L'adieu au Nord
de Pascale Kramer

critiqué par Laure256, le 11 mai 2006
( - 51 ans)


La note:  étoiles
Un sentiment de malaise et d'étouffement : c'est là tout l'art de ce roman !
Il m'a fallu du temps pour savoir si j'aimais ou non ce livre. Dès le début est né un sentiment de malaise à la lecture de ce roman que je trouvais oppressant et malsain. Mais j'avais envie néanmoins de poursuivre ma lecture. C'est alors que j'ai perçu le talent de l'auteur à créer, plus qu'une histoire, d'abord une atmosphère, un climat étouffant de violence et de sentiments malmenés par le désarroi.
Dans le Nord de la France, Alain, la petite quarantaine, travaille à la cressonnière de son frère Jean, avec d'autres employés, hommes célibataires tout aussi bourrus que lui, Sven, et Serge.
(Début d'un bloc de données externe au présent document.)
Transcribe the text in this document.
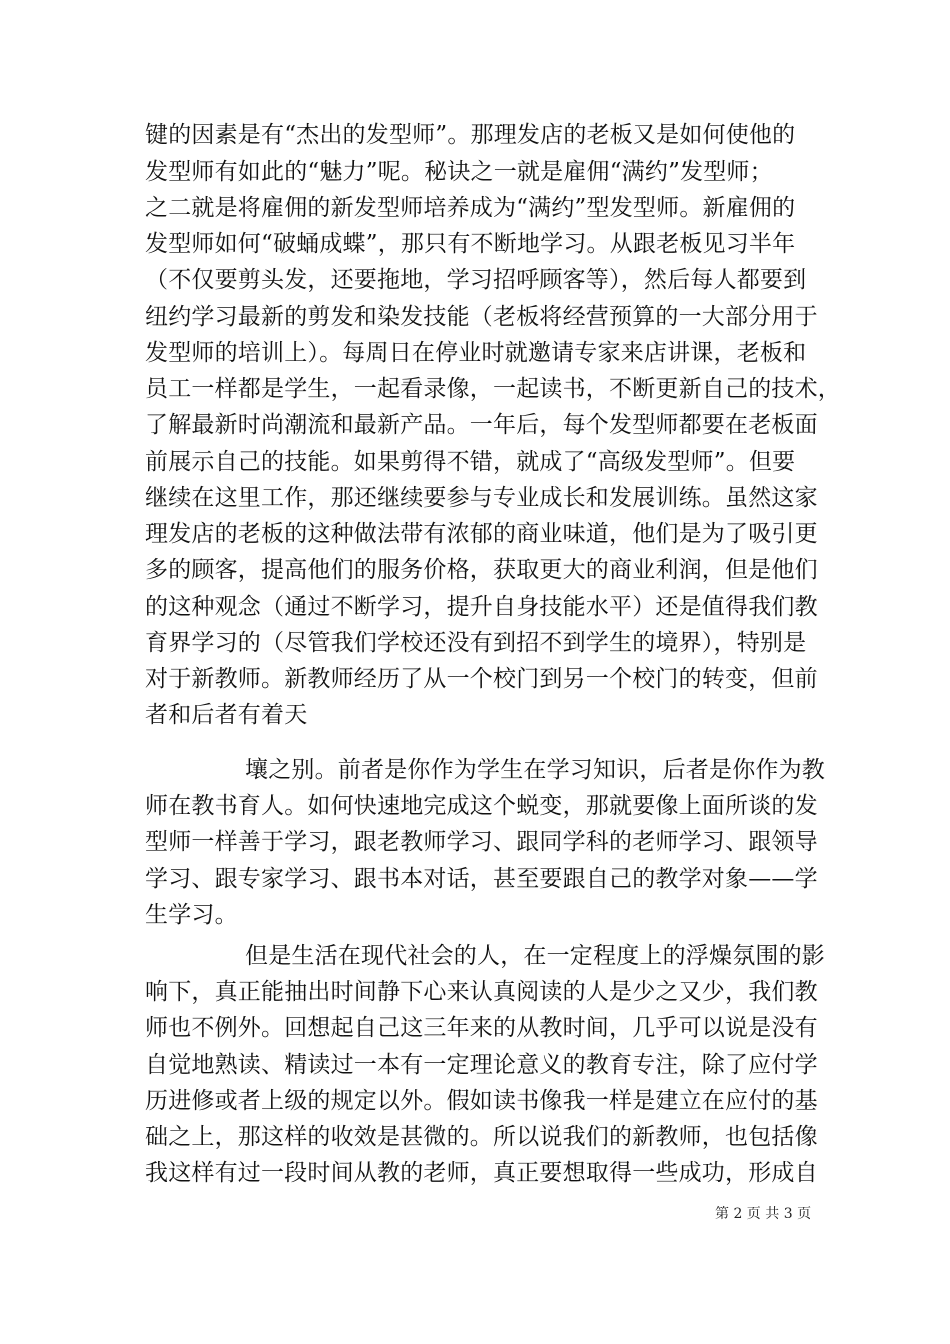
键的因素是有“杰出的发型师”。那理发店的老板又是如何使他的
发型师有如此的“魅力”呢。秘诀之一就是雇佣“满约”发型师；
之二就是将雇佣的新发型师培养成为“满约”型发型师。新雇佣的
发型师如何“破蛹成蝶”，那只有不断地学习。从跟老板见习半年
（不仅要剪头发，还要拖地，学习招呼顾客等），然后每人都要到
纽约学习最新的剪发和染发技能（老板将经营预算的一大部分用于
发型师的培训上）。每周日在停业时就邀请专家来店讲课，老板和
员工一样都是学生，一起看录像，一起读书，不断更新自己的技术，
了解最新时尚潮流和最新产品。一年后，每个发型师都要在老板面
前展示自己的技能。如果剪得不错，就成了“高级发型师”。但要
继续在这里工作，那还继续要参与专业成长和发展训练。虽然这家
理发店的老板的这种做法带有浓郁的商业味道，他们是为了吸引更
多的顾客，提高他们的服务价格，获取更大的商业利润，但是他们
的这种观念（通过不断学习，提升自身技能水平）还是值得我们教
育界学习的（尽管我们学校还没有到招不到学生的境界），特别是
对于新教师。新教师经历了从一个校门到另一个校门的转变，但前
者和后者有着天
壤之别。前者是你作为学生在学习知识，后者是你作为教
师在教书育人。如何快速地完成这个蜕变，那就要像上面所谈的发
型师一样善于学习，跟老教师学习、跟同学科的老师学习、跟领导
学习、跟专家学习、跟书本对话，甚至要跟自己的教学对象——学
生学习。
但是生活在现代社会的人，在一定程度上的浮燥氛围的影
响下，真正能抽出时间静下心来认真阅读的人是少之又少，我们教
师也不例外。回想起自己这三年来的从教时间，几乎可以说是没有
自觉地熟读、精读过一本有一定理论意义的教育专注，除了应付学
历进修或者上级的规定以外。假如读书像我一样是建立在应付的基
础之上，那这样的收效是甚微的。所以说我们的新教师，也包括像
我这样有过一段时间从教的老师，真正要想取得一些成功，形成自
第 2 页 共 3 页
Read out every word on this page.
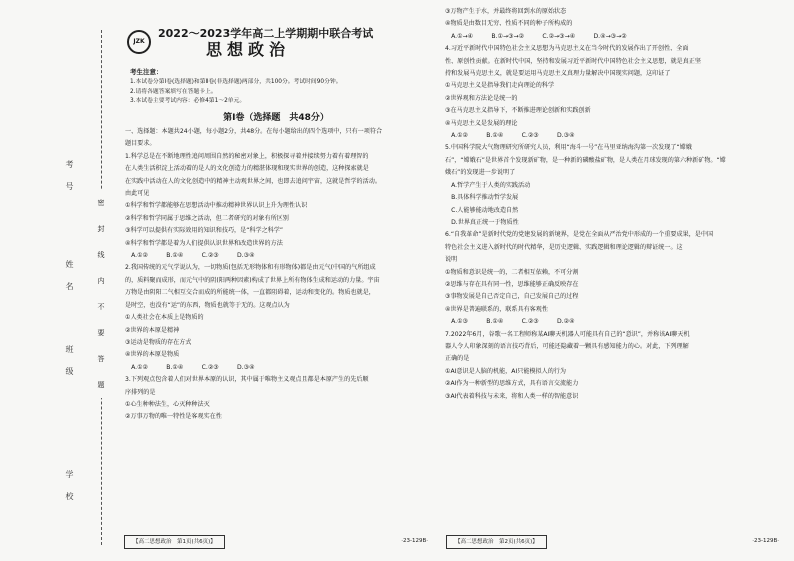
考号
姓名
班级
学校
密
封
线
内
不
要
答
题
JZK
2022～2023学年高二上学期期中联合考试
思想政治
考生注意：
1.本试卷分第Ⅰ卷(选择题)和第Ⅱ卷(非选择题)两部分，共100分。考试时间90分钟。
2.请将各题答案填写在答题卡上。
3.本试卷主要考试内容：必修4第1～2单元。
第Ⅰ卷（选择题　共48分）
一、选择题：本题共24小题，每小题2分，共48分。在每小题给出的四个选项中，只有一项符合
题目要求。
1.科学总是在不断地理性追问周围自然的秘密对象上，积极探寻着并接续努力着有着理智的
在人类生活积淀上活动着的是人的文化创造力的精湛体现和现实世界的创造，这种探索就是
在实践中活动在人的文化创造中的精神主动观世界之间，也即去追问宇宙，这就是哲学的活动。
由此可见
①科学和哲学都能够在思想活动中推动精神世界认识上升为理性认识
②科学和哲学同属于思维之活动，但二者研究的对象有所区别
③科学可以提供有实际效用的知识和技巧，是“科学之科学”
④科学和哲学都是着为人们提供认识世界和改造世界的方法
　A.①②　　　B.①④　　　C.②③　　　D.③④
2.我国传统的元气学说认为，一切物质(包括无形物体和有形物体)都是由元气(中国的气所组成
的，质料聚而成形，而元气中的阴(阳两种因素)构成了世界上所有物体生成和运动的力量。宇宙
万物是由阴阳二气相互交合而成的所能统一体，一直都阻碍着，运动和变化的。物质也就是，
是时空，也没有“运”的东西，物质也就等于无的。这观点认为
①人类社会在本质上是物质的
②世界的本原是精神
③运动是物质的存在方式
④世界的本原是物质
　A.①②　　　B.①④　　　C.②③　　　D.③④
3.下列观点包含着人们对世界本原的认识，其中属于唯物主义观点且都是本原产生的先后顺
序排列的是
①心生种种法生，心灭种种法灭
②万事万物的唯一特性是客观实在性
【高二思想政治　第1页(共6页)】	·23-129B·
③万物产生于水，并最终将回到水的原始状态
④物质是由数目无穷、性质不同的种子所构成的
　A.①→④　　　B.①→③→②　　　C.②→③→④　　　D.④→③→②
4.习近平新时代中国特色社会主义思想为马克思主义在当今时代的发展作出了开创性、全面
性、原创性贡献。在新时代中国，坚持和发展习近平新时代中国特色社会主义思想，就是真正坚
持和发展马克思主义，就是要运用马克思主义真理力量解决中国现实问题，这印证了
①马克思主义是指导我们走向理论的科学
②世界观和方法论是统一的
③在马克思主义指导下，不断推进理论创新和实践创新
④马克思主义是发展的理论
　A.①②　　　B.①④　　　C.②③　　　D.③④
5.中国科学院大气物理研究所研究人员，利用“海斗一号”在马里亚纳海沟第一次发现了“嫦娥
石”，“嫦娥石”是世界首个发现新矿物，是一种新的磷酸盐矿物，是人类在月球发现的第六种新矿物。“嫦
娥石”的发现进一步说明了
　A.哲学产生于人类的实践活动
　B.具体科学推动哲学发展
　C.人能够能动地改造自然
　D.世界真正统一于物质性
6.“自我革命”是新时代党的党建发展的新境界，是党在全面从严治党中形成的一个重要成果，是中国
特色社会主义进入新时代的时代精华，是历史逻辑、实践逻辑和理论逻辑的辩证统一。这
说明
①物质和意识是统一的，二者相互依赖，不可分割
②思维与存在具有同一性，思维能够正确反映存在
③事物发展是自己否定自己，自己发展自己的过程
④世界是普遍联系的，联系具有客观性
　A.①③　　　B.①④　　　C.②③　　　D.②④
7.2022年6月，谷歌一名工程师称某AI聊天机器人可能具有自己的“意识”，并称该AI聊天机
器人令人印象深刻的语言技巧背后，可能还隐藏着一颗具有感知能力的心。对此，下列理解
正确的是
①AI意识是人脑的机能，AI只能模拟人的行为
②AI作为一种新型的思维方式，具有语言交流能力
③AI代表着科技与未来，将和人类一样的智能意识
【高二思想政治　第2页(共6页)】	·23-129B·
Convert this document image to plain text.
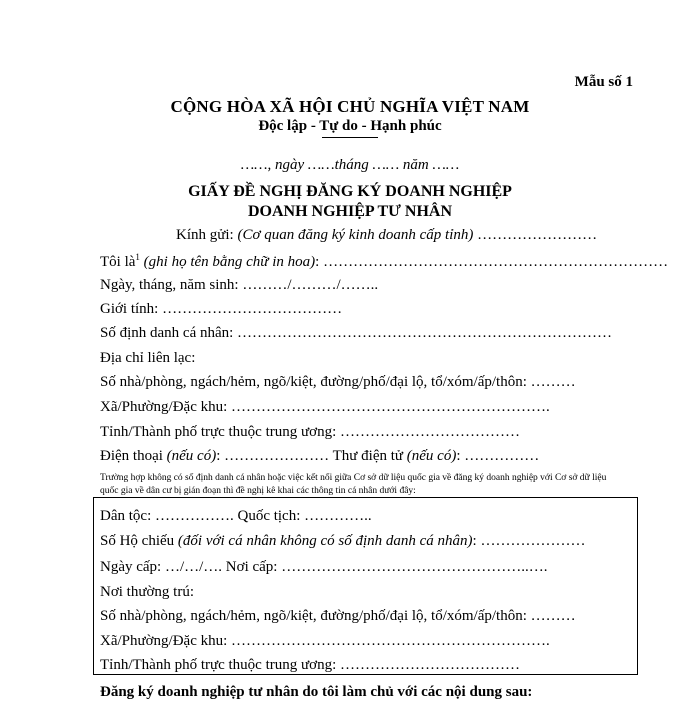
Mẫu số 1
CỘNG HÒA XÃ HỘI CHỦ NGHĨA VIỆT NAM
Độc lập - Tự do - Hạnh phúc
……, ngày ……tháng …… năm ……
GIẤY ĐỀ NGHỊ ĐĂNG KÝ DOANH NGHIỆP
DOANH NGHIỆP TƯ NHÂN
Kính gửi: (Cơ quan đăng ký kinh doanh cấp tỉnh) ……………………
Tôi $là^1$ (ghi họ tên bằng chữ in hoa): ……………………………………………………………
Ngày, tháng, năm sinh: ………/………/……..
Giới tính: ………………………………
Số định danh cá nhân: …………………………………………………………………
Địa chỉ liên lạc:
Số nhà/phòng, ngách/hẻm, ngõ/kiệt, đường/phố/đại lộ, tổ/xóm/ấp/thôn: ………
Xã/Phường/Đặc khu: ……………………………………………………….
Tỉnh/Thành phố trực thuộc trung ương: ………………………………
Điện thoại (nếu có): ………………… Thư điện tử (nếu có): ……………
Trường hợp không có số định danh cá nhân hoặc việc kết nối giữa Cơ sở dữ liệu quốc gia về đăng ký doanh nghiệp với Cơ sở dữ liệu quốc gia về dân cư bị gián đoạn thì đề nghị kê khai các thông tin cá nhân dưới đây:
Dân tộc: ……………. Quốc tịch: …………..
Số Hộ chiếu (đối với cá nhân không có số định danh cá nhân): …………………
Ngày cấp: …/…/…. Nơi cấp: …………………………………………..….
Nơi thường trú:
Số nhà/phòng, ngách/hẻm, ngõ/kiệt, đường/phố/đại lộ, tổ/xóm/ấp/thôn: ………
Xã/Phường/Đặc khu: ……………………………………………………….
Tỉnh/Thành phố trực thuộc trung ương: ………………………………
Đăng ký doanh nghiệp tư nhân do tôi làm chủ với các nội dung sau:
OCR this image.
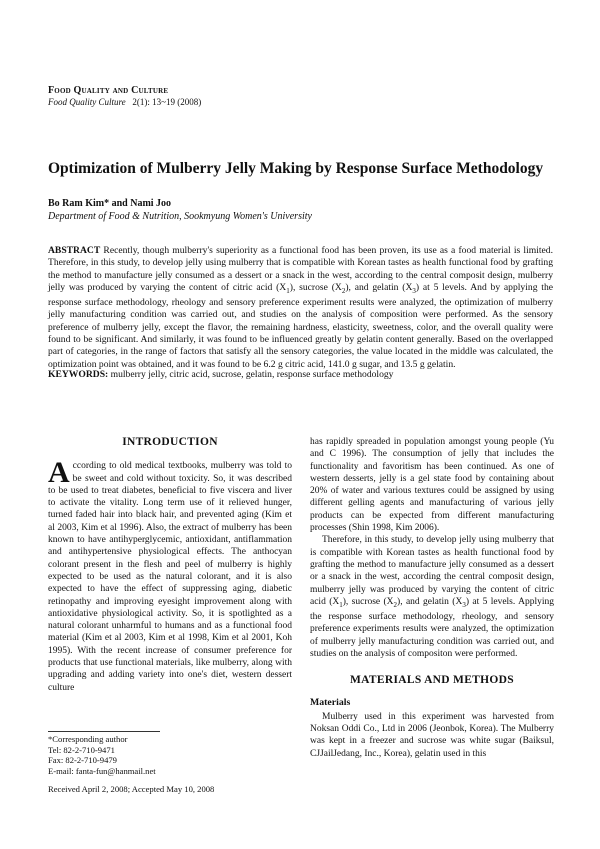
Food Quality and Culture
Food Quality Culture 2(1): 13~19 (2008)
Optimization of Mulberry Jelly Making by Response Surface Methodology
Bo Ram Kim* and Nami Joo
Department of Food & Nutrition, Sookmyung Women's University
ABSTRACT Recently, though mulberry's superiority as a functional food has been proven, its use as a food material is limited. Therefore, in this study, to develop jelly using mulberry that is compatible with Korean tastes as health functional food by grafting the method to manufacture jelly consumed as a dessert or a snack in the west, according to the central composit design, mulberry jelly was produced by varying the content of citric acid $(X_1)$, sucrose $(X_2)$, and gelatin $(X_3)$ at 5 levels. And by applying the response surface methodology, rheology and sensory preference experiment results were analyzed, the optimization of mulberry jelly manufacturing condition was carried out, and studies on the analysis of composition were performed. As the sensory preference of mulberry jelly, except the flavor, the remaining hardness, elasticity, sweetness, color, and the overall quality were found to be significant. And similarly, it was found to be influenced greatly by gelatin content generally. Based on the overlapped part of categories, in the range of factors that satisfy all the sensory categories, the value located in the middle was calculated, the optimization point was obtained, and it was found to be 6.2 g citric acid, 141.0 g sugar, and 13.5 g gelatin.
KEYWORDS: mulberry jelly, citric acid, sucrose, gelatin, response surface methodology
INTRODUCTION

According to old medical textbooks, mulberry was told to be sweet and cold without toxicity. So, it was described to be used to treat diabetes, beneficial to five viscera and liver to activate the vitality. Long term use of it relieved hunger, turned faded hair into black hair, and prevented aging (Kim et al 2003, Kim et al 1996). Also, the extract of mulberry has been known to have antihyperglycemic, antioxidant, antiflammation and antihypertensive physiological effects. The anthocyan colorant present in the flesh and peel of mulberry is highly expected to be used as the natural colorant, and it is also expected to have the effect of suppressing aging, diabetic retinopathy and improving eyesight improvement along with antioxidative physiological activity. So, it is spotlighted as a natural colorant unharmful to humans and as a functional food material (Kim et al 2003, Kim et al 1998, Kim et al 2001, Koh 1995). With the recent increase of consumer preference for products that use functional materials, like mulberry, along with upgrading and adding variety into one's diet, western dessert culture

has rapidly spreaded in population amongst young people (Yu and C 1996). The consumption of jelly that includes the functionality and favoritism has been continued. As one of western desserts, jelly is a gel state food by containing about 20% of water and various textures could be assigned by using different gelling agents and manufacturing of various jelly products can be expected from different manufacturing processes (Shin 1998, Kim 2006).

Therefore, in this study, to develop jelly using mulberry that is compatible with Korean tastes as health functional food by grafting the method to manufacture jelly consumed as a dessert or a snack in the west, according the central composit design, mulberry jelly was produced by varying the content of citric acid $(X_1)$, sucrose $(X_2)$, and gelatin $(X_3)$ at 5 levels. Applying the response surface methodology, rheology, and sensory preference experiments results were analyzed, the optimization of mulberry jelly manufacturing condition was carried out, and studies on the analysis of compositon were performed.

MATERIALS AND METHODS
Materials

Mulberry used in this experiment was harvested from Noksan Oddi Co., Ltd in 2006 (Jeonbok, Korea). The Mulberry was kept in a freezer and sucrose was white sugar (Baiksul, CJJailJedang, Inc., Korea), gelatin used in this

*Corresponding author
Tel: 82-2-710-9471
Fax: 82-2-710-9479
E-mail: fanta-fun@hanmail.net
Received April 2, 2008; Accepted May 10, 2008
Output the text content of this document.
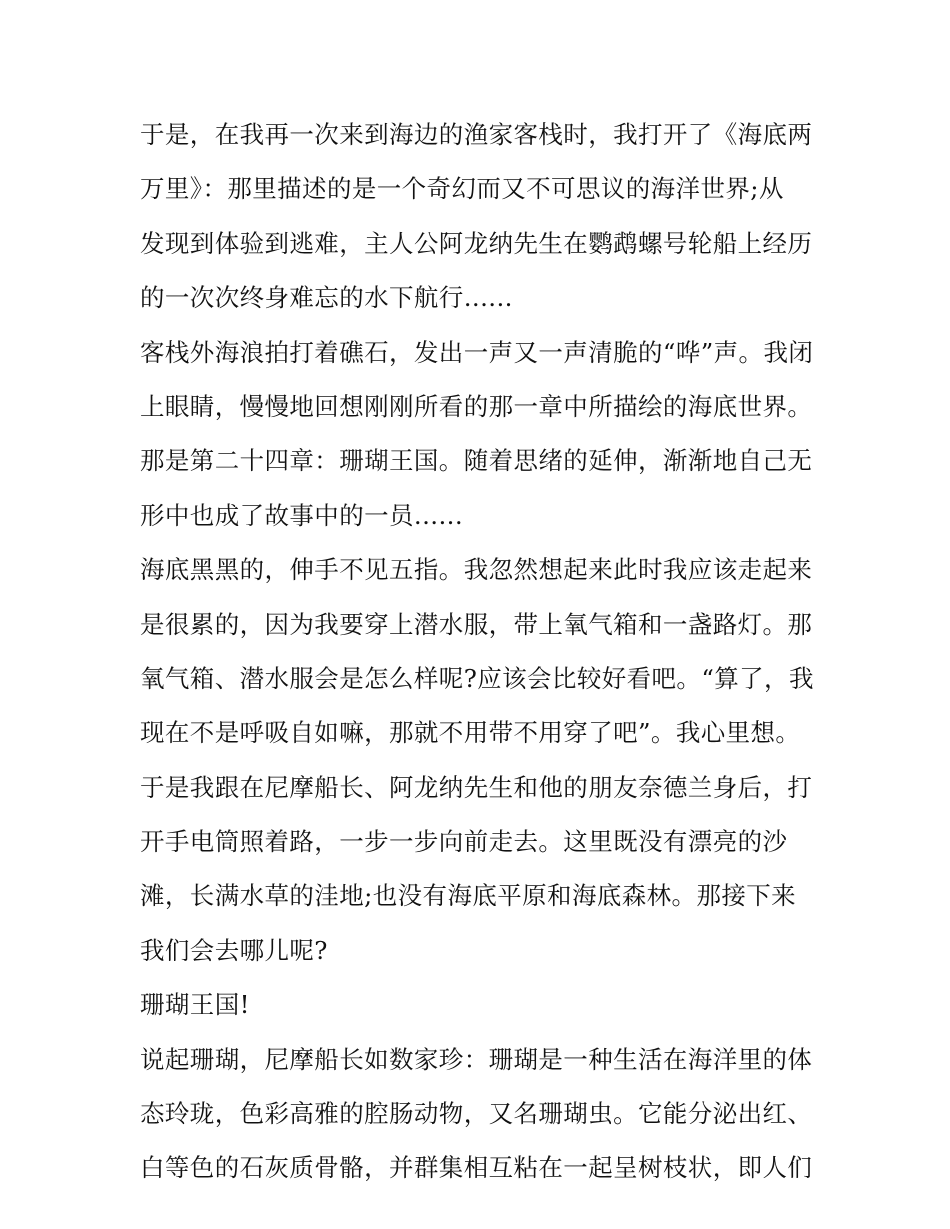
于是，在我再一次来到海边的渔家客栈时，我打开了《海底两
万里》：那里描述的是一个奇幻而又不可思议的海洋世界;从
发现到体验到逃难，主人公阿龙纳先生在鹦鹉螺号轮船上经历
的一次次终身难忘的水下航行......
客栈外海浪拍打着礁石，发出一声又一声清脆的“哗”声。我闭
上眼睛，慢慢地回想刚刚所看的那一章中所描绘的海底世界。
那是第二十四章：珊瑚王国。随着思绪的延伸，渐渐地自己无
形中也成了故事中的一员......
海底黑黑的，伸手不见五指。我忽然想起来此时我应该走起来
是很累的，因为我要穿上潜水服，带上氧气箱和一盏路灯。那
氧气箱、潜水服会是怎么样呢?应该会比较好看吧。“算了，我
现在不是呼吸自如嘛，那就不用带不用穿了吧”。我心里想。
于是我跟在尼摩船长、阿龙纳先生和他的朋友奈德兰身后，打
开手电筒照着路，一步一步向前走去。这里既没有漂亮的沙
滩，长满水草的洼地;也没有海底平原和海底森林。那接下来
我们会去哪儿呢?
珊瑚王国!
说起珊瑚，尼摩船长如数家珍：珊瑚是一种生活在海洋里的体
态玲珑，色彩高雅的腔肠动物，又名珊瑚虫。它能分泌出红、
白等色的石灰质骨骼，并群集相互粘在一起呈树枝状，即人们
Au village la fille de l'épicier s'ennuie, la jeune Patricia, pas tout à fait majeure, va occuper son ennui à séduire le taciturne Alain. Elle ne se sépare jamais de sa copine Luce, fillette de 11 ans, tout aussi désoeuvrée qu'elle. Dans la chaleur écrasante de l'été naît la violence du désir. Le désir d'Alain pour Patricia. Le début de leur liaison. L'affolement d'Alain lorsque Patricia lui annonce son départ pour l'Irlande. Il la suit.
D'errances en drames, le viol de Luce, la grossesse de Patricia, c'est l'histoire annoncée d'un échec, dans ce monde miséreux de jeunes gens incapables de dire leurs sentiments. La violence latente et l'incapacité des personnages à faire des choix cohérents ou "adultes" concourent à cette impression d'étouffement.
Il m'a fallu du temps donc, pour comprendre cela. Et penser alors que ce roman était excellent. Même s'il en reste un certain pessimisme, toujours empreint de malaise. Pour le talent de l'auteur j'ajouterai aussi que tous les personnages secondaires sont bien définis, presque tous aussi paumés qu'Alain et Patricia, apportant davantage encore, si besoin était, de cohésion à l'ensemble.
Le choix de l'éditeur d'avoir mis une scène clairement érotique en 4ème de couv. me gêne un peu : non pas pour la description crue, (les scènes d'amour le sont toutes dans ce livre) mais pour le malentendu : il ne s'agit pas d'un roman érotique, encore moins d'un genre douteux. La violence du désir décrit ne traduit qu'une très grande pauvreté intérieure. Attention donc à ce qu'il n'y ait pas tromperie sur la marchandise.